I have two last names in Mexico. The first in order comes from my father and the second one is inherited from my mother’s family. It has created some issues with my children because in this country nobody “recognizes” the mother’s last name therefore I currently do not share any surname with them.
There was an old custom in my country -now becoming obsolete, of using the husband’s name after the first and last name attached to the word “de” as if automatically the husband would be in possession of the wife (i.e. Maria Lopez de Tejeda would literally mean Tejeda’s Maria Lopez)
I never used it because I concluded that I was nobody’s property and I had the right, at the very least, to own my whole name. Sadly, after I went through a lot of thinking and research, what I considered once a female surname is only an illusion because there are none within a patriarchal society.
The reason to develop a system that included lasts names originated from the need to differentiate oneself in a crowd -and having two last names makes it more specific –although many countries did not adopt it until the 1930’s (i.e. Turkey).
Last names were given according to occupations, ranks, classes, father’s names, physical and geographical characteristics, and regions depending on the culture. It was only logical to pass them in a patrilineal way since men were the ones doing the occupations. Even though women are the ones giving birth, the credit through the labeling and the packaging has always been “all man made materials”. If there are no matrilineal inherited names, is it worth it to fight preserving a paternal last name after all?
By 1979 a UN convention, CEDAW (Convention on the Elimination of All Forms of Discrimination against Women) already considered this and proposed that wife and husband should have the same rights to decide the “family name” –unfortunately the United States is the only developed country that has not ratified it yet but, ultimately, how would that be advantageous?

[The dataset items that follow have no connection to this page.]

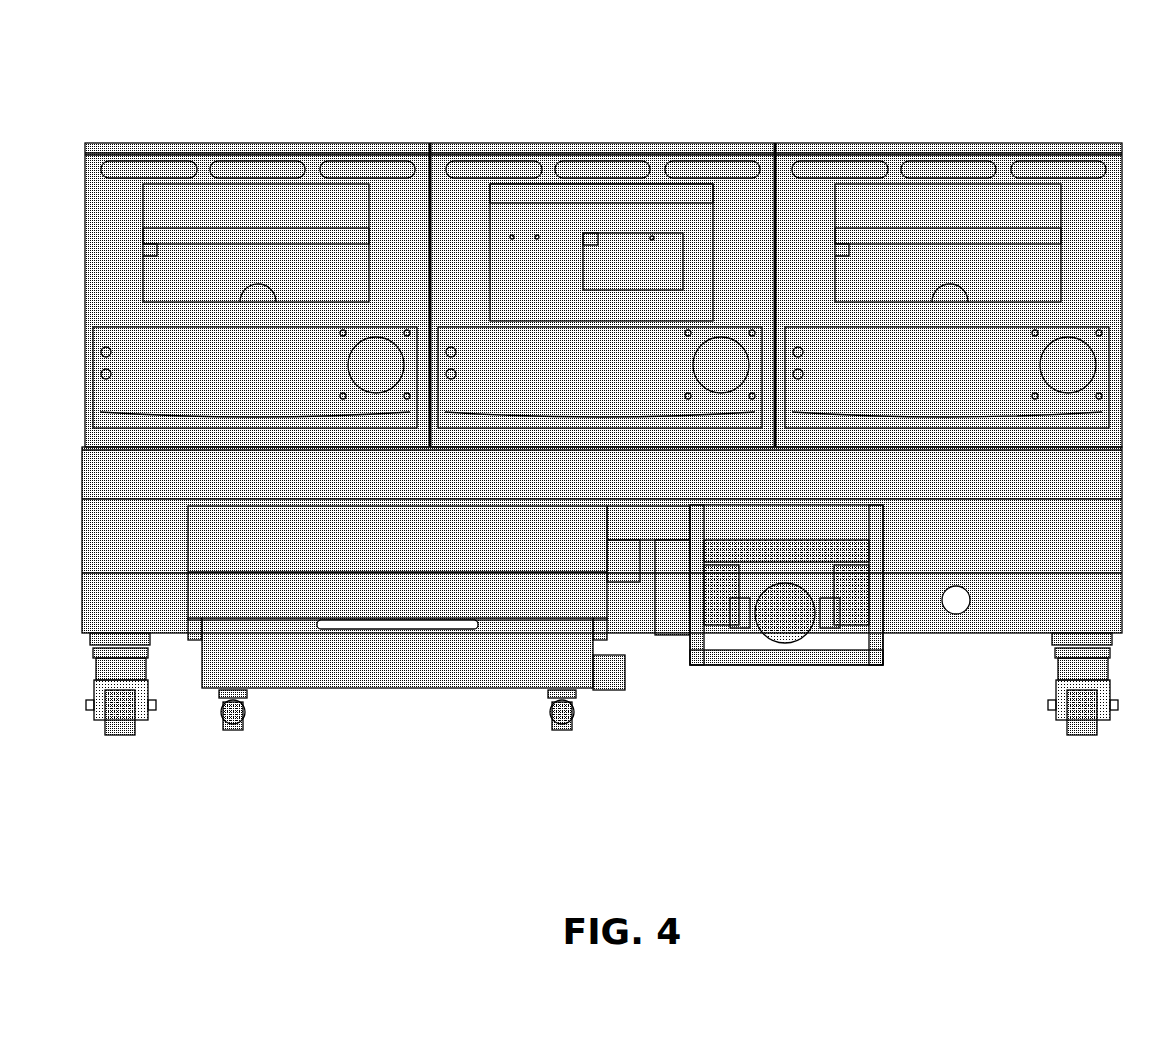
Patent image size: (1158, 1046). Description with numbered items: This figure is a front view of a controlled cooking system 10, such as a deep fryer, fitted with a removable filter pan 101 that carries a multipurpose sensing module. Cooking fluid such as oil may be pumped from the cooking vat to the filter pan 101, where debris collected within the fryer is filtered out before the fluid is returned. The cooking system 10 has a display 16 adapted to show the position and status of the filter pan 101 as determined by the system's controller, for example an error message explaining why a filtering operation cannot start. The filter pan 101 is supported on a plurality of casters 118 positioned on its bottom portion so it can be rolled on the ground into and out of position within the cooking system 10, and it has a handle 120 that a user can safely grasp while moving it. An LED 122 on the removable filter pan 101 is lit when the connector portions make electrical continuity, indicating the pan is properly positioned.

The controlled cooking system 10 is at (602, 438).
The display 16 is at (524, 207).
The filter pan 101 is at (432, 676).
The casters 118 is at (232, 718).
The handle 120 is at (343, 629).
The LED 122 is at (439, 680).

If I thought that the United States was less fair than Mexico in regards to acknowledging women, I would have to conclude eventually that in the latter is only a delayed effect because my children will lose my father’s surname in the next generation just like my mother already left her grandfather’s behind anyway. Even though women are the ones giving birth, the credit through the labeling and the packaging has always been “all man made materials”.
Nevertheless, when females get married it is a hassle to change all the paperwork notwithstanding we are not required by law and merely do it following a tradition. After all the trouble defending it, one does not even choose the first name but, maybe is not about picking one and more about owning it with the gained respect gathered through life.
Native Indians used to have all sort of names and the kids would not get an “official one” until reaching a certain age. There were no last names either but they did not need them since population was small.
Perhaps it could be a good thing to design an elaborated name changing ritual once in a lifetime –that would resemble those majestic eagles renovating their feathers, when a profession has been decided but, what would happen with the people that switch careers later on? Should they also change their name?
Recently some couples have found a way to resolve this by forming their very own family name with parts of their last names –but the woman was only carrying her father’s and is an abbreviation of the Hispanic version that eventually will dilute exactly the same way through a delayed effect. Nonetheless a great majority seems to continue holding onto the old tradition. Even though women are the ones giving birth, the credit through the labeling and packaging has always been “all man made materials”.
As for me, if I never changed it before and I do not have intentions of getting married ever again, having resolved my pseudonym, why trouble myself with this trifle?